(The relevant measures, in my opinion, will be an appreciating yuan that offers a 'guaranteed' fixed-income for FDI. China cannot afford the stimulus package headline number. Purchasing power parity suggest the yuan is anywhere from 20-60% undervalued. -AM)
Editor: Zoe Zhang
26 Nov 2008 09:30:39 GMT
The recent 4 trillion yuan ($586 billion) investment package by the State Council for the next two years has spurred a fever in infrastructure constructions around China, with sources saying the fixed assets investment plans for local governments have expanded from 6 trillion to 18 trillion yuan in a week. However, local finances in fact could not bear such huge expenses, according to a report from today's Shanghai Securities News.
In a press conference held by the State Council Information Office, Wang Jun, Vice Minister of Finance, said central financial deficits will inevitably increase when China adopts positive financial policies, but he emphasized the deficits would be under control.
Wei Fengchun, a senior analyst at the South China Securities, said the controllable proportion between financial deficit and GDP should be less than three percent.According to 2007 GDP figures and a desirable annual growth rate of 8 percent, the controllable deficits predicted in China over the next three years will be 799 billion yuan, 862.9 billion yuan, and 932 billion yuan respectively, or 2.59 trillion yuan in
total. Government investment will bring more social funds, and figures show the multiplier effect for infrastructure investments between 1998 and 2002 was 3.2. Therefore local financial power will reach 8 trillion yuan in three years if the multiplier effect is kept stable.
The multiplier effect means the expansion of a country's money supply results from banks being able to lend.
"In fact, the multiplier effect from government investments will be lower than that of ten years ago," said a report from China International Capital Corporation Ltd.
Compared with that of ten years ago, the return on investment in infrastructure construction has seen negative growth, and the housing market has been in an adjustment period, said the report.

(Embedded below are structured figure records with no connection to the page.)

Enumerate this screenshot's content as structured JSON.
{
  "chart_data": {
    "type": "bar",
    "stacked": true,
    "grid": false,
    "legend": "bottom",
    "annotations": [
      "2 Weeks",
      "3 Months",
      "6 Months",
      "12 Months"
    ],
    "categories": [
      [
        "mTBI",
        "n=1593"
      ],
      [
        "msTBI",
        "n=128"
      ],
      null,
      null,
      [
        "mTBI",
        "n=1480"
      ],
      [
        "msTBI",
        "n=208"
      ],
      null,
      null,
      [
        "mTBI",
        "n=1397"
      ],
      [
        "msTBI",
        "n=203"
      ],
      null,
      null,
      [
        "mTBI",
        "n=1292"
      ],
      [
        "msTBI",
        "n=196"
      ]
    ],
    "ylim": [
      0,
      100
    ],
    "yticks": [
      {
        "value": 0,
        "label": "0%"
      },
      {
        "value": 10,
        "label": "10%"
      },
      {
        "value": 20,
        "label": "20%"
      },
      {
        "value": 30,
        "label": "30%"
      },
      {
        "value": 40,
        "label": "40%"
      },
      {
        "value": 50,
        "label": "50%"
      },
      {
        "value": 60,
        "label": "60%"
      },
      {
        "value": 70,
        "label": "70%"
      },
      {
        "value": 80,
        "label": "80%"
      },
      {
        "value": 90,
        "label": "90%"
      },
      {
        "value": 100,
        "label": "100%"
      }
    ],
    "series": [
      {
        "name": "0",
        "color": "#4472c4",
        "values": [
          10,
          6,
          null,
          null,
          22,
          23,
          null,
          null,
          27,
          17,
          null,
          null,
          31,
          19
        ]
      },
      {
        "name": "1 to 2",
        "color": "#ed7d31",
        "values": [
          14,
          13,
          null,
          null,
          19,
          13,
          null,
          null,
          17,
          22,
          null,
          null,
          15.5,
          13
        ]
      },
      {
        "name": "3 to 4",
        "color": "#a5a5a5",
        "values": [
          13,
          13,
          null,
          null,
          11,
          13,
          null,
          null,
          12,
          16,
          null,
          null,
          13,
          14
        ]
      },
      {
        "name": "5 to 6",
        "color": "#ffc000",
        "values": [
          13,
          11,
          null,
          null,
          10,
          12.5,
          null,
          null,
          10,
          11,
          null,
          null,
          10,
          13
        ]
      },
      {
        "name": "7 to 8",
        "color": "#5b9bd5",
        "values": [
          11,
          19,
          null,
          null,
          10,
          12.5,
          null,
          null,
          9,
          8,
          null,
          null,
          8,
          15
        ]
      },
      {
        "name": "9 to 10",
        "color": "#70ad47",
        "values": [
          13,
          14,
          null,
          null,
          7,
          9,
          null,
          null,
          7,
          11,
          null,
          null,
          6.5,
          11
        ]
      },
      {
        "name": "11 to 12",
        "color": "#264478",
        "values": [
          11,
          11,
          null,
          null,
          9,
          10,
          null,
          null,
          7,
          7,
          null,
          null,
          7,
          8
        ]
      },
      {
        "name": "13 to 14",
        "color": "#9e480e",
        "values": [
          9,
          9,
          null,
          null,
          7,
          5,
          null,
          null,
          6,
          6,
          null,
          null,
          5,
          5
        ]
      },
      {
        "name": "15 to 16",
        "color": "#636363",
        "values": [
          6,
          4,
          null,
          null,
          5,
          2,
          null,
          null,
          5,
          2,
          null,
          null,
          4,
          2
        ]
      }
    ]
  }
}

Hence, together with 2.59 trillion yuan in government deficits and 8 trillion yuan in local finances, the desired
total may reach 10 trillion yuan. That makes it significantly lower than the 18 trillion yuan that is supposed to be raised by local governments.
According to local investment plans, the 18 trillion yuan is mainly from central government, local governments, business circles and banks.
However, experts familiar with the matter said governments have more passion for the plans than business ciricles and banks.
In addition, local finance bears more invisible pressure, which is easily forgotten by the market, said Wei from the South China Securities.
Currently, local governments' financial income is mainly from land bidding and its derivatives soaring, and cities would like to push up housing prices. But this year, many cities saw a decline in housing prices, with many failed bids on land.
The National Development and Reform Commission, the top planner, said on November 11 that property prices in China's 70 large and medium-sized cities rose 1.6 percent year-on-year in October, the lowest growth rate since 2006.
The average price of Beijing's high-end residential apartments fell 5.5 percent quarter-on-quarter from July to September, the first time since the first quarter of 2006.
"Past fast increasing financial income will never show up,"said Wei, adding the risks brought on by high financial pressure will be hard to control if there are no relevant measures taken.